Remaining useful life prediction based on graph feature attention networks with missing multi-sensor features

Abstract

Prognostics and health management (PHM) is important to ensure the reliable operation of industrial equipment, where monitoring the degradation process of machinery through multi-source sensors for remaining useful life (RUL) prediction is one of the key tasks. In recent years, deep learning-based time series forecasting methods have been proposed to predict RUL as they have strong capability on temporal correlation modeling for time series gathered by sensors. However, these methods usually operate under the assumption of a static, fixed-dimensional feature set. The proliferation of sensors inevitably escalates the probability of missing and anomalous features within measurement data, thereby causing the dimensions of input features to dynamically fluctuate over time.
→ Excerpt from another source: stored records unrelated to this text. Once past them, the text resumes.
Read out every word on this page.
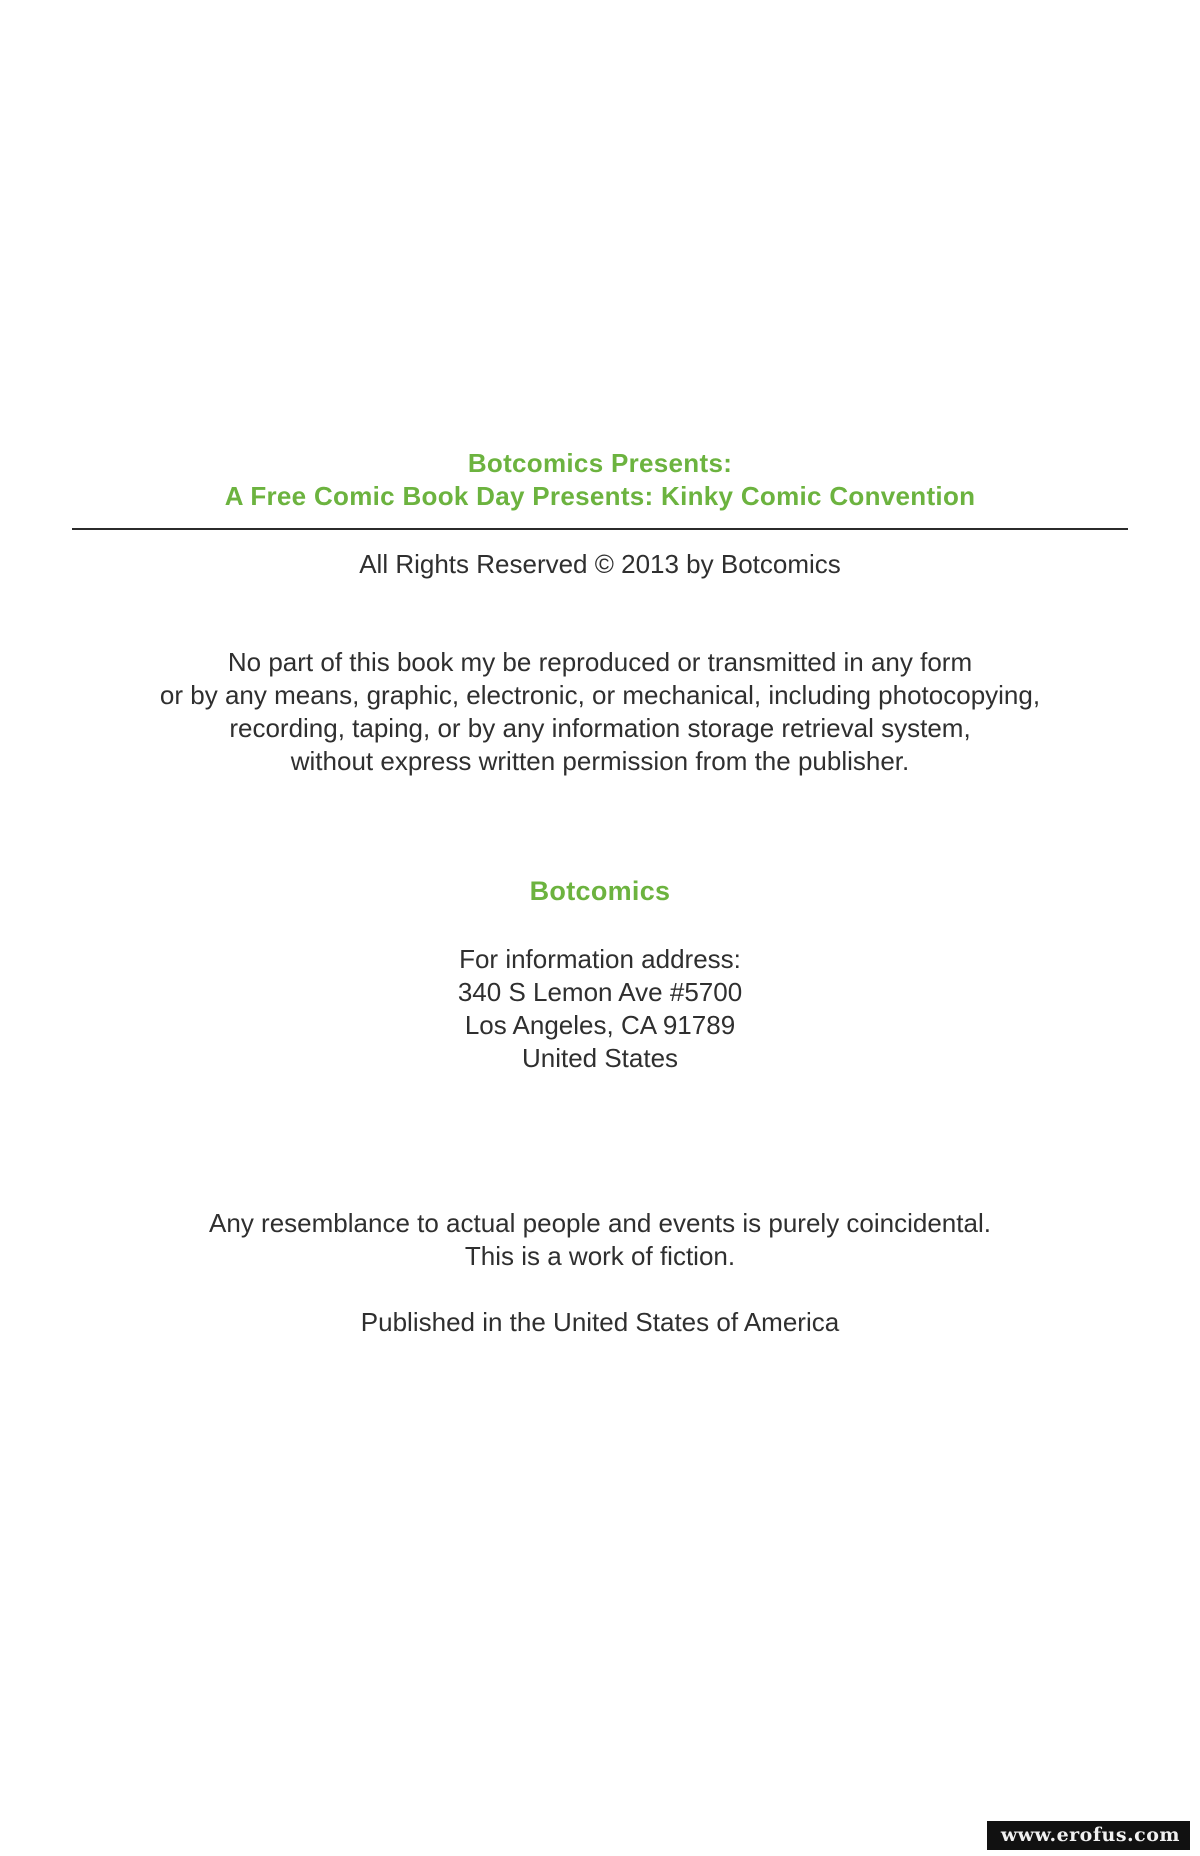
Botcomics Presents:
A Free Comic Book Day Presents: Kinky Comic Convention
All Rights Reserved © 2013 by Botcomics
No part of this book my be reproduced or transmitted in any form
or by any means, graphic, electronic, or mechanical, including photocopying,
recording, taping, or by any information storage retrieval system,
without express written permission from the publisher.
Botcomics
For information address:
340 S Lemon Ave #5700
Los Angeles, CA 91789
United States
Any resemblance to actual people and events is purely coincidental.
This is a work of fiction.
Published in the United States of America
www.erofus.com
Therefore, this paper proposes a Graph Feature-Gated Graph Attention Network (GF-GGAT), which is capable of fusing multi-sensor data with partially missing sensor data and performing RUL prediction. First, the problem of spatio-temporal map construction when some sensor data are missing is solved by introducing dynamic time regularization. Second, the feature-deficient multi-sensor data are inductively learned through graph feature transformation and stepwise graph convolution. Finally, spatio-temporal features are extracted by a gated graph attention network (GGAT) to accomplish RUL prediction. Two case studies demonstrate the superiority of the proposed method over state-of-the-art RUL prediction methods.